Aceleró el paso hacia la escalera que conducía hacia abajo. Con cada paso que daba, las luces parpadeaban, iluminando su camino. Estaba claro que había alguien allí abajo. Otro grito resonó, aún más agudo que el primero.
Dayana sintió un nudo en el estómago. No estaba segura de lo que le esperaba. Si no le fallaba la memoria, Ricky y Emma acababan de regresar de su luna de miel.
Sin embargo, la voz que resonaba desde el sótano no era la de ninguno de los dos. Era escalofriante y desconocida. Al llegar al final de las escaleras, Dayana se dio cuenta de que la puerta del sótano estaba entreabierta.
Se acercó y empujó la puerta para abrirla. Dentro, una mujer estaba suspendida por cuerdas, con el cuerpo cubierto de moretones y el vestido empapado en sangre. Dos guardias vestidos con trajes negros la bajaban con cuidado al suelo.
Una capucha negra le cubría el rostro, lo que contribuía a la atmósfera siniestra.
La visión de la figura ensangrentada hizo que Dayana sintiera un escalofrío. Mientras intentaba identificar a la mujer, un guardia le quitó la capucha.

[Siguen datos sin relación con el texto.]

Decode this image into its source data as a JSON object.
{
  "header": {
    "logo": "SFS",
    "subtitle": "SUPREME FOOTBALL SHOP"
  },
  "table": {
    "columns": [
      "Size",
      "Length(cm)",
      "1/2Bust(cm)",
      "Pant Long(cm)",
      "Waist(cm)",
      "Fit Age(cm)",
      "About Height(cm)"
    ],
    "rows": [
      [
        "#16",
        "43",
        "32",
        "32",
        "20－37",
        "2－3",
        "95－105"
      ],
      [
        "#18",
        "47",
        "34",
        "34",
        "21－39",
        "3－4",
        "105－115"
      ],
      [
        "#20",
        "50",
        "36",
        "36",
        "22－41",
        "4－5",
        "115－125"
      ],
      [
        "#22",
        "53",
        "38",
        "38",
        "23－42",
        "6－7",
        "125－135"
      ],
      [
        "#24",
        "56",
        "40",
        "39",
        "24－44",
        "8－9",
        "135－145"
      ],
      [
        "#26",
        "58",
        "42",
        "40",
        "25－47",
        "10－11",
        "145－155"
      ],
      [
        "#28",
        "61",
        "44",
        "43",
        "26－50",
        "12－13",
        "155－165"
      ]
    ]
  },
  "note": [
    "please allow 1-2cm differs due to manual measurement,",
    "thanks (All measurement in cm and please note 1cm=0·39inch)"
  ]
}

Dayana abrió mucho los ojos al reconocerla. Impulsivamente, irrumpió por la puerta.
—¡Emma! —exclamó, corriendo hacia la figura. Pero antes de que pudiera alcanzarla, una mano firme la agarró por el hombro.
—Dayana, te equivocas —dijo Ricky, con un agarre lo suficientemente firme como para detenerla en seco.
Ella se dio la vuelta, sorprendida, y se encontró con su mirada profunda e indescifrable.
Su mente se aceleró. ¿Qué hacía Ricky allí?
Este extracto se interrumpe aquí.